Interbike’s Outdoor Demo moved from the dry, dusty desert trails outside Las Vegas to the still-dusty, still-dry but not-at-all-desert of Northstar at Tahoe’s bike park this year, and while its overall footprint felt smaller than the Bootleg Canyon years, the sentiment about the venue change was universally positive. Still, only a handful of mountain bike brands offered demos—namely Marin, Pivot and Mondraker—and their booths overflowed with kitted-up riders riders all day on Monday looking for a set of wheels on which to lap the park.

But there was plenty to see even if you didn’t suit up and load the lifts.

Here are a few things that caught our eye:

MRP Raven and Ribbon SL Forks

MRP expands on its popular Ribbon chassis, with the Raven and Ribbon SL.

The Raven is a new, more affordable fork, with the same stiffness as the Ribbon, but at $800, costs $200 less. You sacrifice some tech for the lower price—there’s no pressure release valve in the back of the lowers, the rebound damper is low-speed only and it’s only available with a bolt-on axle—but it uses the same chassis as the Ribbon and promises the same performance. The Raven will be available next month. MRP is also expanding the Ribbon line with the SL, a short-travel, lighter-weight version of its namesake fork. It utilizes shorter stanchion internals and a smaller damper, and comes in just under 4 pounds. It will be available in 120 or 130 millimeters of travel in 29/27.5+ only. MRP is set to release its more progressive coil spring, which it first announced last spring, but delayed to make it even more progressive (illustrated in the photo above).

Fix Manufacturing Tools

Fix Manufacturing gives new meaning to the term ‘toolbelt.’

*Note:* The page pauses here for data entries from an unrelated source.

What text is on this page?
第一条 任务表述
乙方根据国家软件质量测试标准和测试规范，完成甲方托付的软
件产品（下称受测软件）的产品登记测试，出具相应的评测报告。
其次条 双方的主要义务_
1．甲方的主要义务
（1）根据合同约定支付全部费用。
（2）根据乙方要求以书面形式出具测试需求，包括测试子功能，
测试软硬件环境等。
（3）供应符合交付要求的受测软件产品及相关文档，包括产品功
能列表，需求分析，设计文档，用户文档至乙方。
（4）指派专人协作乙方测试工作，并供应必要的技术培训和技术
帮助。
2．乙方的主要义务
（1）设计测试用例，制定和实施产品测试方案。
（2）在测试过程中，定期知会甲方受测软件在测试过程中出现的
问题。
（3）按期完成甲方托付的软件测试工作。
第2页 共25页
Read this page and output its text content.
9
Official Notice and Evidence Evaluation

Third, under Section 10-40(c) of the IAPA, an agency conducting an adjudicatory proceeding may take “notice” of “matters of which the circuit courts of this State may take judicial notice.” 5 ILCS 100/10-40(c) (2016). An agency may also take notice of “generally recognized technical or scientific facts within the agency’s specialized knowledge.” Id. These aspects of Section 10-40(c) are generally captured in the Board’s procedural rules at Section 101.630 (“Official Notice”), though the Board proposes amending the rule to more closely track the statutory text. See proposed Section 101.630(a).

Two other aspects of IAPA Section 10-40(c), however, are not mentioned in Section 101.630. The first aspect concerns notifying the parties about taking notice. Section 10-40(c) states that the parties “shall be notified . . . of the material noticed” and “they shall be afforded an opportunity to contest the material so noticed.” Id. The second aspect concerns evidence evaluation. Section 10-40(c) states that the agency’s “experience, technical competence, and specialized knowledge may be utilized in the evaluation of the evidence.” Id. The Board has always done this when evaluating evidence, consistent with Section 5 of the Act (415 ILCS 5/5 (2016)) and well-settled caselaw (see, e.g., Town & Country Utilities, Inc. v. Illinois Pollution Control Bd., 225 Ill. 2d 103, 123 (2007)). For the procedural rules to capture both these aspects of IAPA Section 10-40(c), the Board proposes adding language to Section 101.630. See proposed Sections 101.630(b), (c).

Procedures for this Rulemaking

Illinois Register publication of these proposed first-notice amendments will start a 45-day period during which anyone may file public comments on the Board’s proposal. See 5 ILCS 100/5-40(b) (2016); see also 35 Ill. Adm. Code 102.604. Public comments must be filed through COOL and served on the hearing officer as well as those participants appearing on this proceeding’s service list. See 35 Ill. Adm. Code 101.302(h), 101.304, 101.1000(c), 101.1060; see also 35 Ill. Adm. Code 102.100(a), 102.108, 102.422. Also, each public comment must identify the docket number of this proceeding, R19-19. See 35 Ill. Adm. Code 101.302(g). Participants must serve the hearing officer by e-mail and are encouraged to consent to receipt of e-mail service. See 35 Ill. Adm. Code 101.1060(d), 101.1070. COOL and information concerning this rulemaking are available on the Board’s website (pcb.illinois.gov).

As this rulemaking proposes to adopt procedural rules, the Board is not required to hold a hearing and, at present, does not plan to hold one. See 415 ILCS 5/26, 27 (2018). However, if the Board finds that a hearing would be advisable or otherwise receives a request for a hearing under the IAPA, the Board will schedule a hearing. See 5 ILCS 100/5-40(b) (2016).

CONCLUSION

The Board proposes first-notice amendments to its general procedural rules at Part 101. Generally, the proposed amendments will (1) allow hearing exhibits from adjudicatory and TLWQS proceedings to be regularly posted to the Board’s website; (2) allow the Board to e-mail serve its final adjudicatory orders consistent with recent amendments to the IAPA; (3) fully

Fix was showing a booth full of new tools at Outdoor Demo, including two different belts that can be customized for specific uses, whether you plan to use it working the pits or during a long ride. The All Time Belt carries any of Fix’s tools in its ‘Payload Pocket.’ It features a cam buckle and is made with anodized aluminum, nylon webbing and steel pivots with nylon, easy-glide bushings. The USA-made belt also includes a cheater bar for extra leverage on some tools. And perhaps its most important feature? A bottle opener. The All Out Belt has similar features but swaps the nylon webbing for an adjustable stretch webbing strap. With 20+ tools in one, the Wheel Wrench Pro won’t leave you stranded when a mechanical stops your ride. It includes spoke wrenches, a tire lever, chain breaker/spare links, valve stem/core wrench and a rotor straightener, along with the regular assortment of Allen and Torx wrenches.

Ritchey Ultra 

What goes around, comes back around. The Ritchey Ultra returns with modern touches.

One of the most storied products in mountain biking is back in the fold, 30 years after its last iteration. The Ritchey Ultra has been modernized for today’s hardtail demands, with a frame is designed around a 120-millimeter-travel fork and Boost spacing. It’s made with Ritchey’s steel tubing, precisely engineered dropouts and a forged-metal headtube for integrated headsets. The frame is compatible with 27.5 x 2.8 or 29 x 2.4 tires, can run either a one-by or two-by drivetrain and has a 30.9-millimeter seat tube with internal dropper-post routing. It’s being sold only as a frameset and retails for $1,000.

Kuat Transfer 1

Prefer to arrive at the trailhead solo? This one’s for you.

Kuat made this one for fans of solo shreds and small cars. The Transfer 1 single-tray hitch rack holds one bike (though a second bike add-on is available for $109, in case you couple up or buy a bigger car). The tray is adjustable, and the rack is compatible with either inch-and-a-quarter or 2-inch hitch receivers. It retails for $219.